As Glenn Altschuler reveals in All Shook Up,
the rise of rock 'n roll--and the outraged reception to it--in fact can
tell us a lot about the values of the United States in the 1950s, a
decade that saw a great struggle for the control of popular culture.
Altschuler shows, in particular, how rock's "switchblade beat" opened up
wide fissures in American society along the fault-lines of family,
sexuality, and race. For instance, the birth of rock coincided with the
Civil Rights movement and brought "race music" into many white homes for
the first time. Elvis freely credited blacks with originating the music
he sang and some of the great early rockers were African American, most
notably, Little Richard and Chuck Berry. In addition, rock celebrated
romance and sex, rattled the reticent by pushing sexuality into the
public arena, and mocked deferred gratification and the obsession with
work of men in gray flannel suits. And it delighted in the separate
world of the teenager and deepened the
divide between the
generations, helping teenagers differentiate themselves from others.
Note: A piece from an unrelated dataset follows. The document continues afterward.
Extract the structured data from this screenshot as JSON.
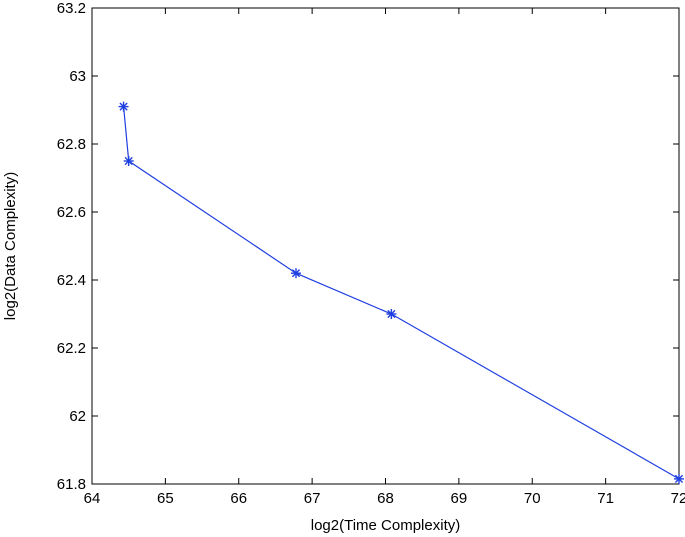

Altschuler includes vivid biographical sketches of the great rock 'n
rollers, including Elvis Presley, Fats Domino, Chuck Berry, Little
Richard, Jerry Lee Lewis, and Buddy Holly--plus their white-bread
doppelgangers such as Pat Boone.
Rock 'n roll seemed to be
everywhere during the decade, exhilarating, influential, and an outrage
to those Americans intent on wishing away all forms of dissent and
conflict. As vibrant as the music itself, All Shook Up
reveals how rock 'n roll challenged and changed American culture and
laid the foundation for the social upheaval of the sixties.